What is language setting and Unicode concept of Character producing and Character Encoding?

Thu, 22/10/2009 – 13:04 — Admin

The world of encoding is changing as the rapid development of computer based technology requires more efficient applications. The body of international standardisation is trying to incorporate many of first generations of character encoding such as ISO-8859-1 into a complete broader encoding set of ISO-10646 which will match better with Unicode. The Unicode is a computing industry standard allowing computers to consistently represent and manipulate text expressed in most of the world’s writing systems.

ISO 8859 is a set of 10 different 256-character sets used to represent a large set of the alphabetic languages used in the West. These sets were designed by the standards group ECMA (European Computer Manufacturer’s Association,) and are included in the Internet charset register for use with MIME identification.

Why is ISO 8859 important you might ask? The ISO 8859-1 (also called ISO-Latin) character set is the one used for HTTP (the transport protocol for web documents) and is also used in the creation of HTML documents. This character set contains all characters necessary to type all major West European languages and is also the preferred encoding on the Internet. The following languages are supported under the ISO 8859-1 character set:

Afrikaans, Basque, Catalan, Danish, Dutch, English, Faeroese, Finnish, French, Galician, German, Icelandic, Irish, Italian, Kurdish (Yekgirtú/Yekgirtí), Norwegian, Portuguese, Spanish, Swedish

The new international standard of ISO-10646 is a simple character map, an extension of previous standards like ISO-8859. In contrast, Unicode adds rules for collation, normalization of forms, and the bidirectional algorithm for scripts like Hebrew and Arabic base scripts. For interoperability between platforms, especially if bidirectional scripts are used, it is not enough to support ISO-10646; Unicode must be implemented.

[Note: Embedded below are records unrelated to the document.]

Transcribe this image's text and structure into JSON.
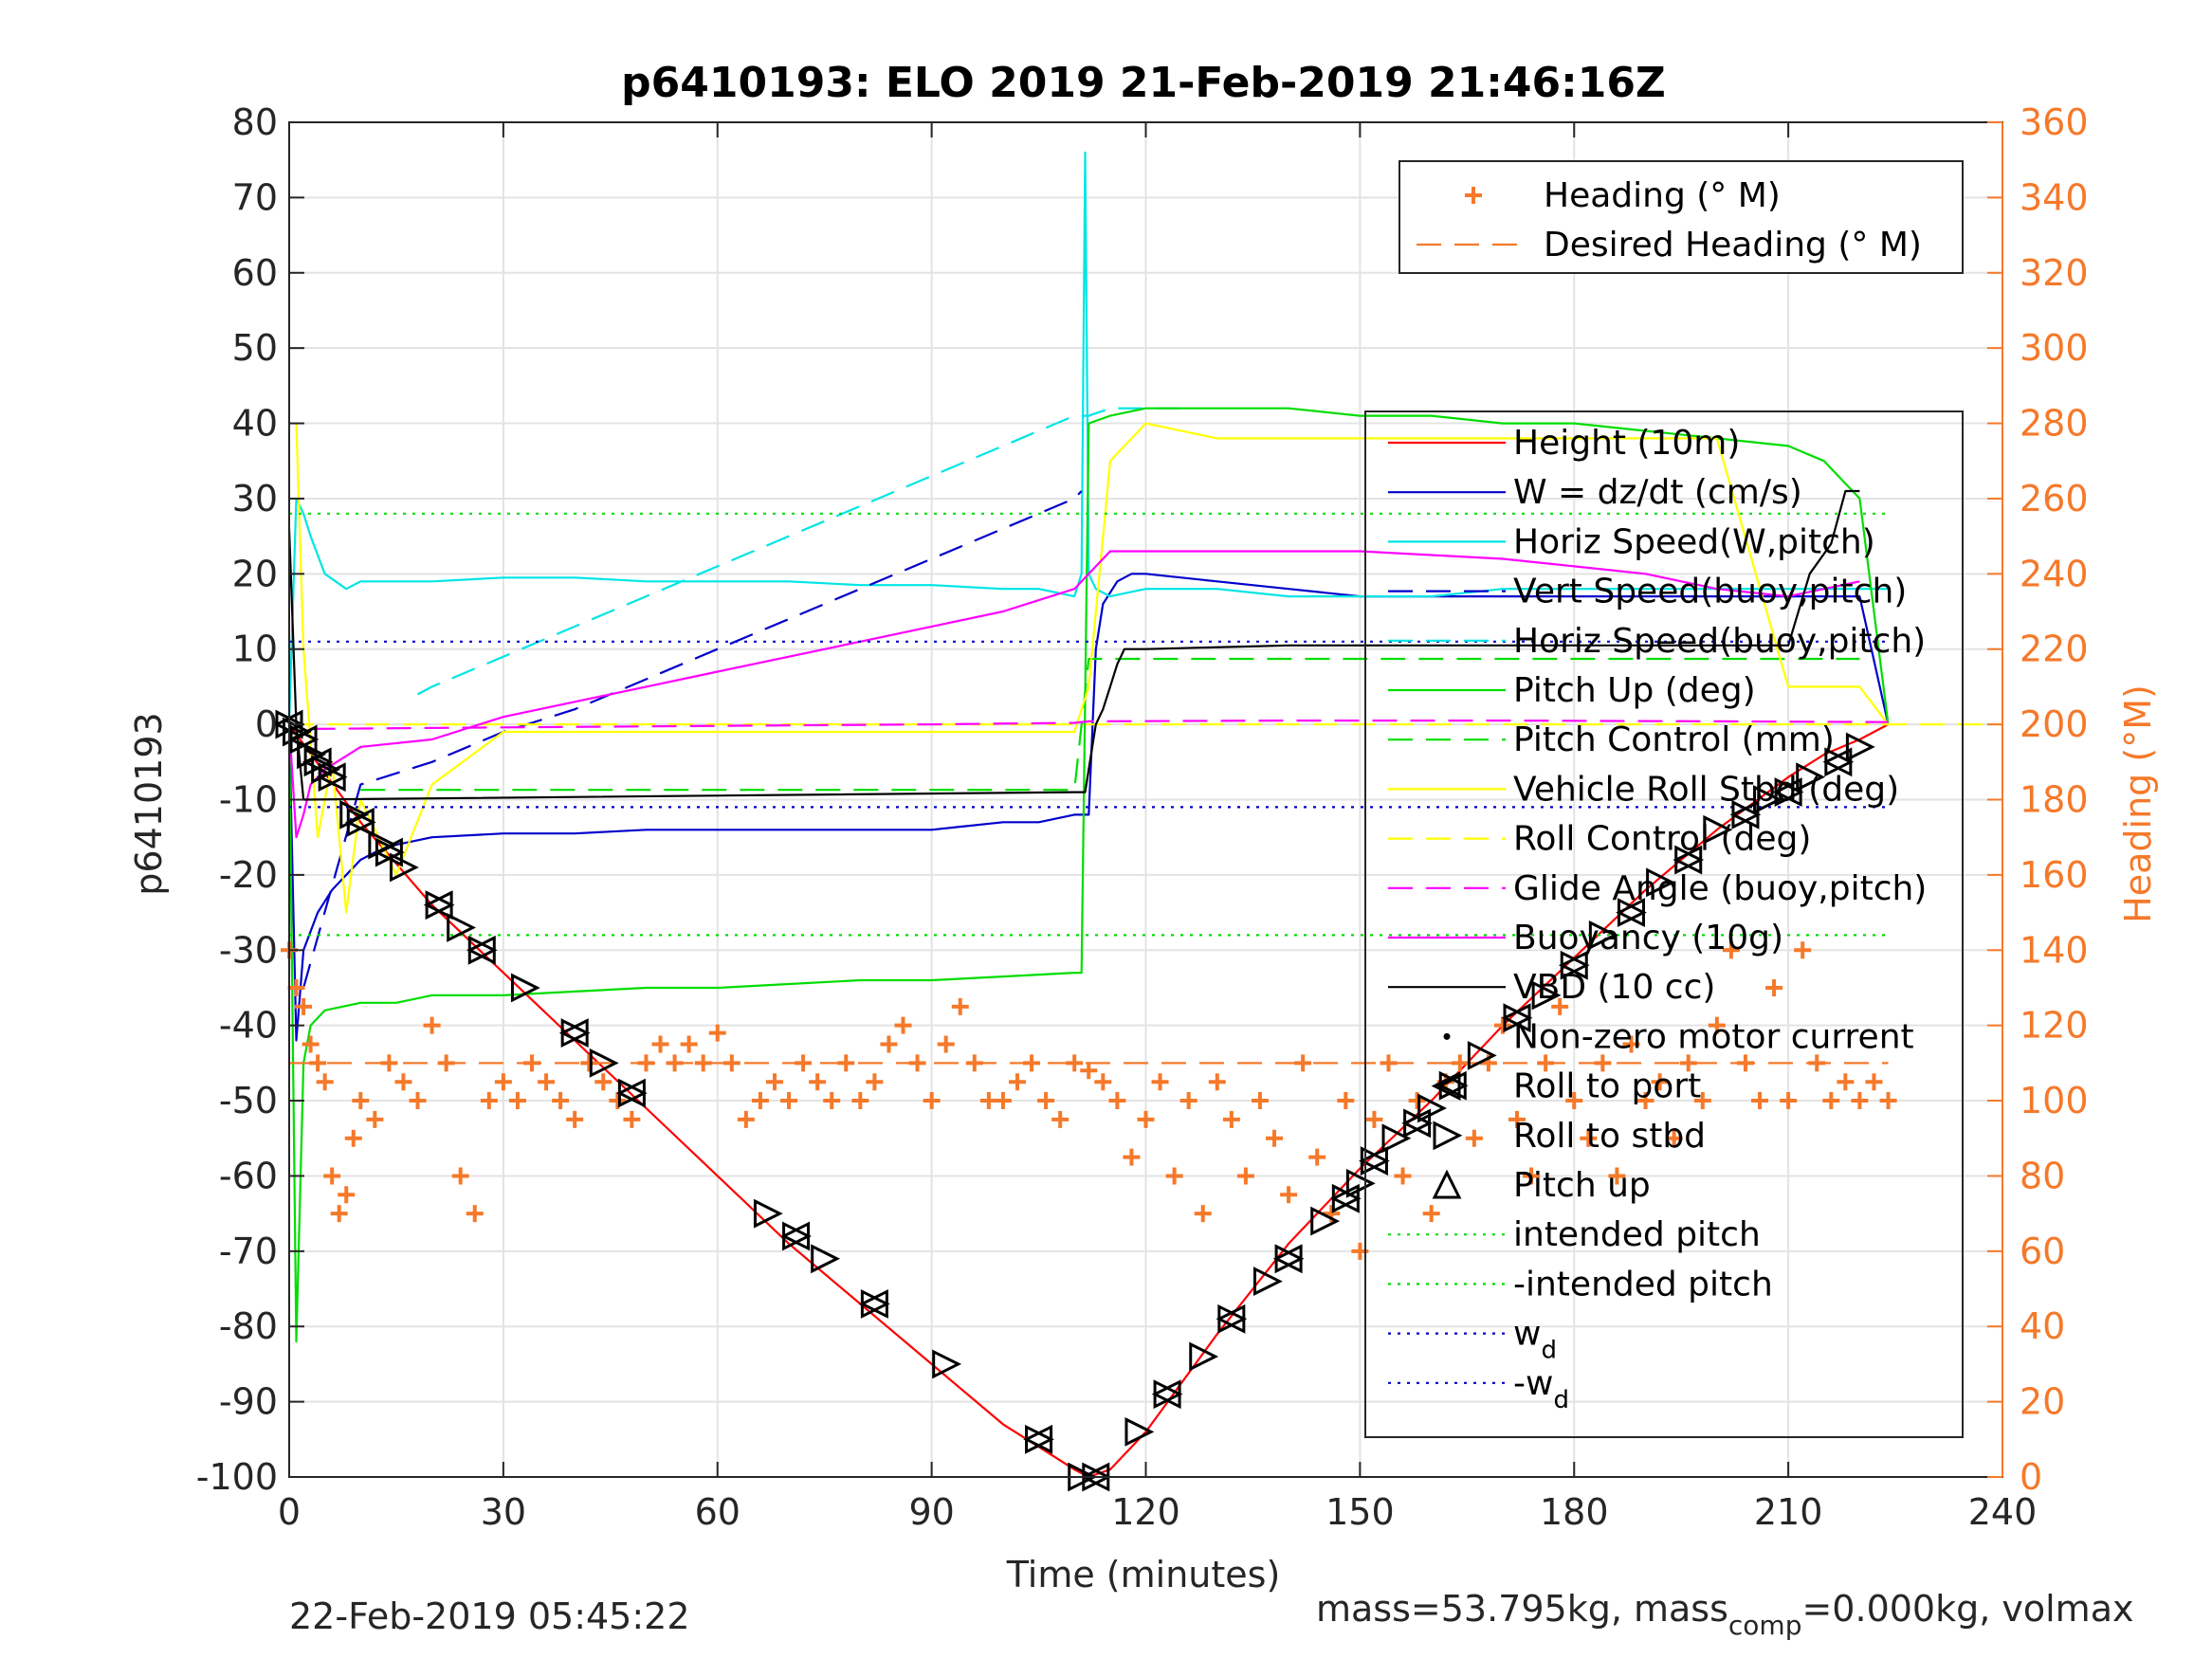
{
  "chart_data": {
    "type": "line",
    "title": "p6410193: ELO 2019 21-Feb-2019 21:46:16Z",
    "xlabel": "Time (minutes)",
    "ylabel": "p6410193",
    "ylabel_right": "Heading (°M)",
    "xlim": [
      0,
      240
    ],
    "ylim": [
      -100,
      80
    ],
    "ylim_right": [
      0,
      360
    ],
    "grid": true,
    "xticks": [
      0,
      30,
      60,
      90,
      120,
      150,
      180,
      210,
      240
    ],
    "yticks": [
      -100,
      -90,
      -80,
      -70,
      -60,
      -50,
      -40,
      -30,
      -20,
      -10,
      0,
      10,
      20,
      30,
      40,
      50,
      60,
      70,
      80
    ],
    "yticks_right": [
      0,
      20,
      40,
      60,
      80,
      100,
      120,
      140,
      160,
      180,
      200,
      220,
      240,
      260,
      280,
      300,
      320,
      340,
      360
    ],
    "footer_left": "22-Feb-2019 05:45:22",
    "footer_right_main": "mass=53.795kg, mass",
    "footer_right_sub": "comp",
    "footer_right_tail": "=0.000kg, volmax",
    "legend_heading": [
      {
        "name": "Heading (° M)",
        "color": "#f5792a",
        "style": "plus"
      },
      {
        "name": "Desired Heading (° M)",
        "color": "#f5792a",
        "style": "dash"
      }
    ],
    "legend_heading_placement": "top-right",
    "legend_main": [
      {
        "name": "Height (10m)",
        "color": "#ff0000",
        "style": "solid"
      },
      {
        "name": "W = dz/dt (cm/s)",
        "color": "#0000cc",
        "style": "solid"
      },
      {
        "name": "Horiz Speed(W,pitch)",
        "color": "#00e5e5",
        "style": "solid"
      },
      {
        "name": "Vert Speed(buoy,pitch)",
        "color": "#0000cc",
        "style": "dash"
      },
      {
        "name": "Horiz Speed(buoy,pitch)",
        "color": "#00e5e5",
        "style": "dash"
      },
      {
        "name": "Pitch Up (deg)",
        "color": "#00dd00",
        "style": "solid"
      },
      {
        "name": "Pitch Control (mm)",
        "color": "#00dd00",
        "style": "dash"
      },
      {
        "name": "Vehicle Roll Stbd (deg)",
        "color": "#ffff00",
        "style": "solid"
      },
      {
        "name": "Roll Control (deg)",
        "color": "#ffff00",
        "style": "dash"
      },
      {
        "name": "Glide Angle (buoy,pitch)",
        "color": "#ff00ff",
        "style": "dash"
      },
      {
        "name": "Buoyancy (10g)",
        "color": "#ff00ff",
        "style": "solid"
      },
      {
        "name": "VBD (10 cc)",
        "color": "#000000",
        "style": "solid"
      },
      {
        "name": "Non-zero motor current",
        "color": "#000000",
        "style": "dot"
      },
      {
        "name": "Roll to port",
        "color": "#000000",
        "style": "tri-left"
      },
      {
        "name": "Roll to stbd",
        "color": "#000000",
        "style": "tri-right"
      },
      {
        "name": "Pitch up",
        "color": "#000000",
        "style": "tri-up"
      },
      {
        "name": "intended pitch",
        "color": "#00dd00",
        "style": "dotted"
      },
      {
        "name": "-intended pitch",
        "color": "#00dd00",
        "style": "dotted"
      },
      {
        "name": "w",
        "sub": "d",
        "color": "#0000cc",
        "style": "dotted"
      },
      {
        "name": "-w",
        "sub": "d",
        "color": "#0000cc",
        "style": "dotted"
      }
    ],
    "legend_main_placement": "right",
    "series": [
      {
        "name": "Height (10m)",
        "color": "#ff0000",
        "style": "solid",
        "x": [
          0,
          10,
          20,
          30,
          40,
          50,
          60,
          70,
          80,
          90,
          100,
          105,
          110,
          112,
          115,
          120,
          130,
          140,
          150,
          160,
          170,
          180,
          190,
          200,
          210,
          215,
          220,
          224
        ],
        "y": [
          0,
          -13,
          -24,
          -33,
          -42,
          -51,
          -60,
          -69,
          -77,
          -85,
          -93,
          -96,
          -99,
          -100,
          -99,
          -94,
          -81,
          -69,
          -59,
          -50,
          -40,
          -31,
          -22,
          -14,
          -7,
          -4,
          -2,
          0
        ]
      },
      {
        "name": "W = dz/dt (cm/s)",
        "color": "#0000cc",
        "style": "solid",
        "x": [
          0,
          1,
          2,
          4,
          6,
          8,
          10,
          12,
          15,
          20,
          30,
          40,
          50,
          60,
          70,
          80,
          90,
          100,
          105,
          110,
          112,
          113,
          114,
          116,
          118,
          120,
          130,
          140,
          150,
          160,
          170,
          180,
          190,
          200,
          210,
          215,
          220,
          224
        ],
        "y": [
          0,
          -42,
          -30,
          -25,
          -22,
          -20,
          -18,
          -17,
          -16,
          -15,
          -14.5,
          -14.5,
          -14,
          -14,
          -14,
          -14,
          -14,
          -13,
          -13,
          -12,
          -12,
          10,
          16,
          19,
          20,
          20,
          19,
          18,
          17,
          17,
          17,
          17,
          17,
          17,
          17,
          17,
          17,
          0
        ]
      },
      {
        "name": "Horiz Speed(W,pitch)",
        "color": "#00e5e5",
        "style": "solid",
        "x": [
          0,
          1,
          2,
          3,
          5,
          8,
          10,
          15,
          20,
          30,
          40,
          50,
          60,
          70,
          80,
          90,
          100,
          105,
          110,
          111,
          111.5,
          112,
          113,
          115,
          120,
          130,
          140,
          150,
          160,
          170,
          180,
          190,
          200,
          210,
          215,
          220,
          224
        ],
        "y": [
          0,
          30,
          28,
          25,
          20,
          18,
          19,
          19,
          19,
          19.5,
          19.5,
          19,
          19,
          19,
          18.5,
          18.5,
          18,
          18,
          17,
          20,
          76,
          20,
          18,
          17,
          18,
          18,
          17,
          17,
          17,
          18,
          18,
          18,
          18,
          18,
          18,
          18,
          18
        ]
      },
      {
        "name": "Vert Speed(buoy,pitch)",
        "color": "#0000cc",
        "style": "dash",
        "x": [
          2,
          10,
          20,
          30,
          40,
          50,
          60,
          70,
          80,
          90,
          100,
          110,
          111
        ],
        "y": [
          -35,
          -8,
          -5,
          -1,
          2,
          6,
          10,
          14,
          18,
          22,
          26,
          30,
          31
        ]
      },
      {
        "name": "Horiz Speed(buoy,pitch)",
        "color": "#00e5e5",
        "style": "dash",
        "x": [
          18,
          20,
          30,
          40,
          50,
          60,
          70,
          80,
          90,
          100,
          110,
          112,
          115,
          120,
          125
        ],
        "y": [
          4,
          5,
          9,
          13,
          17,
          21,
          25,
          29,
          33,
          37,
          41,
          41,
          42,
          42,
          42
        ]
      },
      {
        "name": "Pitch Up (deg)",
        "color": "#00dd00",
        "style": "solid",
        "x": [
          0,
          1,
          2,
          3,
          5,
          10,
          15,
          20,
          30,
          40,
          50,
          60,
          70,
          80,
          90,
          100,
          110,
          111,
          112,
          115,
          120,
          130,
          140,
          150,
          160,
          170,
          180,
          190,
          200,
          210,
          215,
          220,
          224
        ],
        "y": [
          0,
          -82,
          -45,
          -40,
          -38,
          -37,
          -37,
          -36,
          -36,
          -35.5,
          -35,
          -35,
          -34.5,
          -34,
          -34,
          -33.5,
          -33,
          -33,
          40,
          41,
          42,
          42,
          42,
          41,
          41,
          40,
          40,
          39,
          38,
          37,
          35,
          30,
          0
        ]
      },
      {
        "name": "Pitch Control (mm)",
        "color": "#00dd00",
        "style": "dash",
        "x": [
          10,
          30,
          50,
          70,
          90,
          110,
          112,
          130,
          150,
          170,
          190,
          210,
          220
        ],
        "y": [
          -8.7,
          -8.7,
          -8.7,
          -8.7,
          -8.7,
          -8.7,
          8.7,
          8.7,
          8.7,
          8.7,
          8.7,
          8.7,
          8.7
        ]
      },
      {
        "name": "Vehicle Roll Stbd (deg)",
        "color": "#ffff00",
        "style": "solid",
        "x": [
          1,
          2,
          4,
          6,
          8,
          10,
          15,
          20,
          30,
          40,
          50,
          60,
          70,
          80,
          90,
          100,
          110,
          112,
          115,
          120,
          130,
          140,
          150,
          160,
          170,
          180,
          190,
          200,
          210,
          220,
          224
        ],
        "y": [
          40,
          10,
          -15,
          -5,
          -25,
          -10,
          -20,
          -8,
          -1,
          -1,
          -1,
          -1,
          -1,
          -1,
          -1,
          -1,
          -1,
          5,
          35,
          40,
          38,
          38,
          38,
          38,
          38,
          38,
          38,
          38,
          5,
          5,
          0
        ]
      },
      {
        "name": "Roll Control (deg)",
        "color": "#ffff00",
        "style": "dash",
        "x": [
          0,
          240
        ],
        "y": [
          0,
          0
        ]
      },
      {
        "name": "Glide Angle (buoy,pitch)",
        "color": "#ff00ff",
        "style": "dash",
        "x": [
          3,
          30,
          60,
          90,
          110,
          112,
          140,
          170,
          200,
          224
        ],
        "y": [
          -0.6,
          -0.4,
          -0.2,
          0,
          0.2,
          0.4,
          0.5,
          0.5,
          0.4,
          0.3
        ]
      },
      {
        "name": "Buoyancy (10g)",
        "color": "#ff00ff",
        "style": "solid",
        "x": [
          0,
          1,
          2,
          3,
          5,
          10,
          20,
          30,
          40,
          50,
          60,
          70,
          80,
          90,
          100,
          110,
          115,
          120,
          130,
          140,
          150,
          160,
          170,
          180,
          190,
          200,
          210,
          215,
          220
        ],
        "y": [
          0,
          -15,
          -12,
          -8,
          -6,
          -3,
          -2,
          1,
          3,
          5,
          7,
          9,
          11,
          13,
          15,
          18,
          23,
          23,
          23,
          23,
          23,
          22.5,
          22,
          21,
          20,
          18,
          17,
          18,
          19
        ]
      },
      {
        "name": "VBD (10 cc)",
        "color": "#000000",
        "style": "solid",
        "x": [
          0,
          1,
          2,
          110,
          111.5,
          113,
          114,
          115,
          116,
          117,
          120,
          140,
          160,
          180,
          200,
          210,
          213,
          216,
          218,
          220
        ],
        "y": [
          26,
          0,
          -10,
          -9,
          -9,
          0,
          2,
          5,
          8,
          10,
          10,
          10.5,
          10.5,
          10.5,
          10.5,
          10.5,
          20,
          24,
          31,
          31
        ]
      },
      {
        "name": "intended pitch",
        "color": "#00dd00",
        "style": "dotted",
        "x": [
          0,
          224
        ],
        "y": [
          28,
          28
        ]
      },
      {
        "name": "-intended pitch",
        "color": "#00dd00",
        "style": "dotted",
        "x": [
          0,
          224
        ],
        "y": [
          -28,
          -28
        ]
      },
      {
        "name": "w_d",
        "color": "#0000cc",
        "style": "dotted",
        "x": [
          0,
          224
        ],
        "y": [
          11,
          11
        ]
      },
      {
        "name": "-w_d",
        "color": "#0000cc",
        "style": "dotted",
        "x": [
          0,
          224
        ],
        "y": [
          -11,
          -11
        ]
      },
      {
        "name": "Desired Heading (° M)",
        "color": "#f5792a",
        "style": "dash",
        "axis": "right",
        "x": [
          0,
          224
        ],
        "y": [
          110,
          110
        ]
      },
      {
        "name": "Heading (° M)",
        "color": "#f5792a",
        "style": "plus",
        "axis": "right",
        "x": [
          0,
          1,
          2,
          3,
          4,
          5,
          6,
          7,
          8,
          9,
          10,
          12,
          14,
          16,
          18,
          20,
          22,
          24,
          26,
          28,
          30,
          32,
          34,
          36,
          38,
          40,
          42,
          44,
          46,
          48,
          50,
          52,
          54,
          56,
          58,
          60,
          62,
          64,
          66,
          68,
          70,
          72,
          74,
          76,
          78,
          80,
          82,
          84,
          86,
          88,
          90,
          92,
          94,
          96,
          98,
          100,
          102,
          104,
          106,
          108,
          110,
          112,
          114,
          116,
          118,
          120,
          122,
          124,
          126,
          128,
          130,
          132,
          134,
          136,
          138,
          140,
          142,
          144,
          146,
          148,
          150,
          152,
          154,
          156,
          158,
          160,
          162,
          164,
          166,
          168,
          170,
          172,
          174,
          176,
          178,
          180,
          182,
          184,
          186,
          188,
          190,
          192,
          194,
          196,
          198,
          200,
          202,
          204,
          206,
          208,
          210,
          212,
          214,
          216,
          218,
          220,
          222,
          224
        ],
        "y": [
          140,
          130,
          125,
          115,
          110,
          105,
          80,
          70,
          75,
          90,
          100,
          95,
          110,
          105,
          100,
          120,
          110,
          80,
          70,
          100,
          105,
          100,
          110,
          105,
          100,
          95,
          110,
          105,
          100,
          95,
          110,
          115,
          110,
          115,
          110,
          118,
          110,
          95,
          100,
          105,
          100,
          110,
          105,
          100,
          110,
          100,
          105,
          115,
          120,
          110,
          100,
          115,
          125,
          110,
          100,
          100,
          105,
          110,
          100,
          95,
          110,
          108,
          105,
          100,
          85,
          95,
          105,
          80,
          100,
          70,
          105,
          95,
          80,
          100,
          90,
          75,
          110,
          85,
          70,
          100,
          60,
          95,
          110,
          80,
          100,
          70,
          105,
          110,
          90,
          110,
          120,
          95,
          80,
          110,
          125,
          100,
          90,
          110,
          80,
          115,
          100,
          105,
          90,
          110,
          100,
          120,
          140,
          110,
          100,
          130,
          100,
          140,
          110,
          100,
          105,
          100,
          105,
          100
        ]
      }
    ],
    "markers": {
      "name": "Pitch / Roll events",
      "x": [
        0,
        1,
        2,
        3,
        4,
        5,
        6,
        9,
        10,
        13,
        14,
        16,
        21,
        24,
        27,
        33,
        40,
        44,
        48,
        67,
        71,
        75,
        82,
        92,
        105,
        111,
        113,
        119,
        123,
        128,
        132,
        137,
        140,
        145,
        148,
        150,
        152,
        155,
        158,
        160,
        163,
        167,
        172,
        176,
        180,
        184,
        188,
        192,
        196,
        200,
        204,
        207,
        210,
        213,
        217,
        220
      ],
      "y": [
        0,
        -1,
        -2,
        -4,
        -5,
        -6,
        -7,
        -12,
        -13,
        -16,
        -17,
        -19,
        -24,
        -27,
        -30,
        -35,
        -41,
        -45,
        -49,
        -65,
        -68,
        -71,
        -77,
        -85,
        -95,
        -100,
        -100,
        -94,
        -89,
        -84,
        -79,
        -74,
        -71,
        -66,
        -63,
        -61,
        -58,
        -55,
        -53,
        -51,
        -48,
        -44,
        -39,
        -36,
        -32,
        -28,
        -25,
        -21,
        -18,
        -14,
        -12,
        -10,
        -9,
        -7,
        -5,
        -3
      ]
    }
  }
}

The rapid advance of Internet technology and electronic based communication as well as multi task search engines have brought to live an unlimited experience in the languages of world. The Unicode has the explicit aim of transcending the limitations of traditional character encodings, such as those defined by the ISO 8859 standard, which find wide usage in various countries of the world but remain largely incompatible with each other. In text processing, Unicode takes the role of providing a unique number called code point — a number, not a glyph — for each character. In other words, Unicode represents a character in an abstract way and leaves the visual rendering (size, shape, font or style) to other software, such as a web browser or word processor. The first 256 code points of Unicode (U+0000 to U+00FF) have been made identical to the content of ISO 8859-1 to make it trivial to convert existing western including Kurdish Yekgirtú/Yekgirtí text.

ISO 10646 and Unicode are both generally encompassed by the term Unicode. The computer’s software uses the code point to look up the appropriate character in the font file, so the characters can be displayed on the page or screen. To produce these code point the computer uses predefined keyboards and language writing systems settings. Different ISO/IEC standards are defined to deal with each individual writing systems to implement them in computers.

A keyboard/keypad device is the device most commonly used for writing via computer or mobile phones as well as any data entry devices. Each key is associated with a standard code which the keyboard sends to the computer when it is pressed. By using a combination of alphabetic keys with modifier keys such as Ctrl, Alt, Shift and AltGr, various character codes are generated and sent to the CPU. The operating system intercepts and converts those signals to the appropriate characters based on the keyboard layout and input method, and then delivers those converted codes and characters to the running application software, which in turn looks up the appropriate number/glyph in the currently used font file, and requests the operating system to draw these on the screen. The produced code point is readable by any application supporting the Unicode.

Currently the Kurdish writing systems Kurdo-Latin (Hawar version) or Kurdo-Arabic based are not represented with any international recognised standard keyboards. Many users are forced to install specially designed keyboards on their systems to enable them for writing in Kurdish. The installation process happen on computers with administration privilege. In other word users should be the owner of the computer. The unique selection of Kurdish Unified writing system enables the user to write Kurdish on any platform or keyboard to produce Kurdish unified code points. Such a freedom in experiencing writing in Kurdish will allow for wider workability of Kurdish by anyone, anywhere, at any time.

Representation has never been the objective of our work but unlimited experiment in writing Kurdish without any Engineering effort. If Kurds want to they can write their language with Chinese choreography but all comes to feasibility, workability and future of a deprived language which is limited in all aspects. These can be explain in self thought users flexibility to local measures in identifying their Kurdishness in the way their dialect is written.